Construction group posts record profit but legacy jobs continue to drag
Clients that put work on hold due to the Brexit vote are starting to recommit to development, according to Galliford Try’s new construction chief executive Bill Hocking.
Hocking (pictured), who joined from Skanska last September and took over running construction from Ken Gillespie this summer, said the EU referendum had impacted on four of its jobs, each worth around £20m-£50m.
Of these four jobs, clients had recommitted to two of them while the other two had been cancelled, Hocking told Building.
“There’s been a bit of a hiatus,” Hocking said. “But it’s been very limited. Two jobs have now been confirmed to kick off again in March next year.”
Hocking said it was difficult to say what the long term impact of the referendum result would be, but he was “more encouraged now” than in the immediate aftermath, adding: “In a year or so’s time we’ll have a better idea of what Brexit will look like.”
Hocking said the firm had seen no impact from the Brexit vote so far on “people wanting to get in or out of the UK construction industry”, but he said he would be “concerned” by any attempts to tighten the immigration system, given major programmes like HS2 and Crossrail 2 are in the pipeline.
Imports are obviously more due to the drop in value of sterling. That cost pressure is coming in and we’re pricing that into our tenders now, as are our competitors
Commenting on the prospect of a drop in tender prices, as forecast by several QSs including Arcadis this morning, Hocking said: “I don’t see another crunch coming.”
He added: “Imports are obviously more due to the drop in value of sterling. That cost pressure is coming in and we’re pricing that into our tenders now, as are our competitors. But I’m hoping the government will loosen its grip on fiscal policy and start spending.”

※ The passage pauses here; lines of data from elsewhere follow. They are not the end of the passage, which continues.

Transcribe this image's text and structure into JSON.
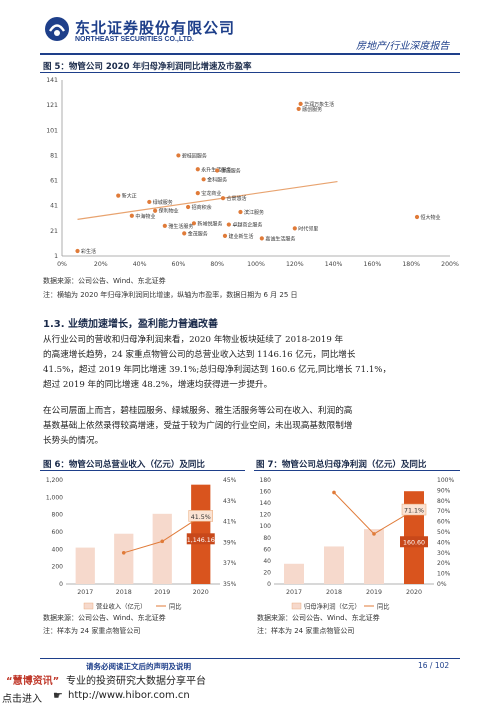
{
  "header": {
    "company_cn": "东北证券股份有限公司",
    "company_en": "NORTHEAST SECURITIES CO.,LTD.",
    "report_type": "房地产/行业深度报告",
    "colors": {
      "brand": "#1e3f8a",
      "accent_red": "#c0392b",
      "header_rule": "#1e3f8a"
    }
  },
  "figure5": {
    "title": "图 5：物管公司 2020 年归母净利润同比增速及市盈率",
    "source": "数据来源：公司公告、Wind、东北证券",
    "note": "注：横轴为 2020 年归母净利润同比增速，纵轴为市盈率，数据日期为 6 月 25 日",
    "chart_data": {
      "type": "scatter",
      "xlim": [
        0,
        200
      ],
      "ylim": [
        1,
        141
      ],
      "x_ticks": [
        "0%",
        "20%",
        "40%",
        "60%",
        "80%",
        "100%",
        "120%",
        "140%",
        "160%",
        "180%",
        "200%"
      ],
      "y_ticks": [
        "1",
        "21",
        "41",
        "61",
        "81",
        "101",
        "121",
        "141"
      ],
      "trendline": true,
      "grid": false,
      "points": [
        {
          "label": "华润万象生活",
          "x": 123,
          "y": 122
        },
        {
          "label": "融创服务",
          "x": 122,
          "y": 118
        },
        {
          "label": "碧桂园服务",
          "x": 60,
          "y": 81
        },
        {
          "label": "永升生活服务",
          "x": 70,
          "y": 70
        },
        {
          "label": "世茂服务",
          "x": 80,
          "y": 69
        },
        {
          "label": "金科服务",
          "x": 73,
          "y": 62
        },
        {
          "label": "新大正",
          "x": 29,
          "y": 49
        },
        {
          "label": "宝龙商业",
          "x": 70,
          "y": 51
        },
        {
          "label": "合景悠活",
          "x": 83,
          "y": 47
        },
        {
          "label": "绿城服务",
          "x": 45,
          "y": 44
        },
        {
          "label": "招商积余",
          "x": 65,
          "y": 40
        },
        {
          "label": "保利物业",
          "x": 48,
          "y": 37
        },
        {
          "label": "滨江服务",
          "x": 92,
          "y": 36
        },
        {
          "label": "中海物业",
          "x": 36,
          "y": 33
        },
        {
          "label": "新城悦服务",
          "x": 68,
          "y": 27
        },
        {
          "label": "卓越商企服务",
          "x": 86,
          "y": 26
        },
        {
          "label": "雅生活服务",
          "x": 53,
          "y": 25
        },
        {
          "label": "时代邻里",
          "x": 120,
          "y": 23
        },
        {
          "label": "金茂服务",
          "x": 63,
          "y": 19
        },
        {
          "label": "建业新生活",
          "x": 84,
          "y": 17
        },
        {
          "label": "嘉诚生活服务",
          "x": 103,
          "y": 15
        },
        {
          "label": "恒大物业",
          "x": 183,
          "y": 32
        },
        {
          "label": "彩生活",
          "x": 8,
          "y": 5
        }
      ]
    }
  },
  "section": {
    "heading": "1.3. 业绩加速增长，盈利能力普遍改善",
    "para1": [
      "从行业公司的营收和归母净利润来看，2020 年物业板块延续了 2018-2019 年",
      "的高速增长趋势，24 家重点物管公司的总营业收入达到 1146.16 亿元，同比增长",
      "41.5%，超过 2019 年同比增速 39.1%;总归母净利润达到 160.6 亿元,同比增长 71.1%，",
      "超过 2019 年的同比增速 48.2%，增速均获得进一步提升。"
    ],
    "para2": [
      "在公司层面上而言，碧桂园服务、绿城服务、雅生活服务等公司在收入、利润的高",
      "基数基础上依然录得较高增速，受益于较为广阔的行业空间，未出现高基数限制增",
      "长势头的情况。"
    ]
  },
  "figure6": {
    "title": "图 6：物管公司总营业收入（亿元）及同比",
    "source": "数据来源：公司公告、Wind、东北证券",
    "note": "注：样本为 24 家重点物管公司",
    "chart_data": {
      "type": "bar",
      "categories": [
        "2017",
        "2018",
        "2019",
        "2020"
      ],
      "series": [
        {
          "name": "营业收入（亿元）",
          "type": "bar",
          "values": [
            420,
            580,
            810,
            1146.16
          ],
          "axis": "left",
          "color": "#f6d9cc",
          "highlight_color": "#d9541e"
        },
        {
          "name": "同比",
          "type": "line",
          "values": [
            null,
            38.0,
            39.1,
            41.5
          ],
          "axis": "right",
          "color": "#e07b39"
        }
      ],
      "left_ylim": [
        0,
        1200
      ],
      "left_ticks": [
        "0",
        "200",
        "400",
        "600",
        "800",
        "1,000",
        "1,200"
      ],
      "right_ylim": [
        35,
        45
      ],
      "right_ticks": [
        "35%",
        "37%",
        "39%",
        "41%",
        "43%",
        "45%"
      ],
      "data_labels": [
        "41.5%",
        "1,146.16"
      ]
    }
  },
  "figure7": {
    "title": "图 7：物管公司总归母净利润（亿元）及同比",
    "source": "数据来源：公司公告、Wind、东北证券",
    "note": "注：样本为 24 家重点物管公司",
    "chart_data": {
      "type": "bar",
      "categories": [
        "2017",
        "2018",
        "2019",
        "2020"
      ],
      "series": [
        {
          "name": "归母净利润（亿元）",
          "type": "bar",
          "values": [
            35,
            65,
            95,
            160.6
          ],
          "axis": "left",
          "color": "#f6d9cc",
          "highlight_color": "#d9541e"
        },
        {
          "name": "同比",
          "type": "line",
          "values": [
            null,
            88.0,
            48.2,
            71.1
          ],
          "axis": "right",
          "color": "#e07b39"
        }
      ],
      "left_ylim": [
        0,
        180
      ],
      "left_ticks": [
        "0",
        "20",
        "40",
        "60",
        "80",
        "100",
        "120",
        "140",
        "160",
        "180"
      ],
      "right_ylim": [
        0,
        100
      ],
      "right_ticks": [
        "0%",
        "10%",
        "20%",
        "30%",
        "40%",
        "50%",
        "60%",
        "70%",
        "80%",
        "90%",
        "100%"
      ],
      "data_labels": [
        "71.1%",
        "160.60"
      ]
    }
  },
  "footer": {
    "disclaimer": "请务必阅读正文后的声明及说明",
    "page": "16 / 102",
    "ad_brand": "“慧博资讯”",
    "ad_text": "专业的投资研究大数据分享平台",
    "ad_link_label": "点击进入",
    "ad_url": "http://www.hibor.com.cn"
  }
}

In results for the year to June 2016 posted this morning, Galliford Try posted record pre-tax profit of £135m, up from £114m the previous year.
However, legacy construction jobs won in a tighter market continued to hold back profit.

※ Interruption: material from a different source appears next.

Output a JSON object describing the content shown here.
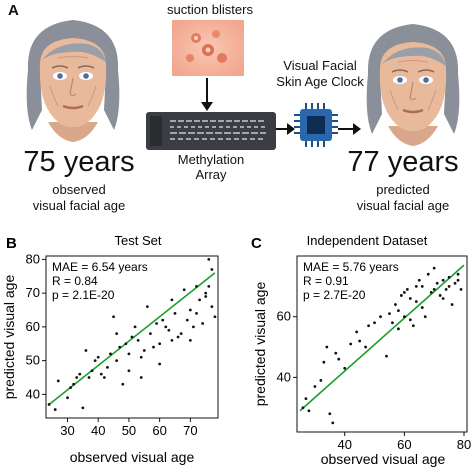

Margins at the firm’s construction division - which hit £1.5bn revenue over the year, two years ahead of its 2018 target - sllipped back to 1.1%, down from 1.2%.
The firm said it was continuing to close out problem contracts at lower margins than its newer work and consequently this would “hold back” profit this financial year as well.
Hocking said it was “difficult to call accurately” when all the firm’s legacy jobs would close out, but said work won over the past two years was in line with the firm’s target of hitting 2% to 2.5% construction margins by 2018.
With the construction divison now having hit its £1.5bn revenue target, Hocking said his focus would be “more on the bottom line than the top line” and making it a “leaner” operation.
The construction order book dipped to £3.5bn, down from £3.8bn.
Overall revenue rose 10% to £2.67bn, up from £2.43bn.
Linden Homes continued to grow, with completions up to 3,078, up from 2,769. The division’s profit margin also increased to 17.5%, up from 16%.
The firm increased its dividend 21% to 82p.
This week Galliford Try announced its regeneration arm had opened a new office in Bristol and kicked off with a £42m contract to build a 261-home retirement village in nearby Stoke Gifford. Galliford Try Partnerships plans to also open a new central southern office this year.
Other major wins over the past six months include a £12m Hilton hotel overlooking the world famous Old Trafford cricket ground (pictured) and a prized spot on the £5bn P22 health framework.
Gillespie stepped down from the board over the summer ahead of retiring next February.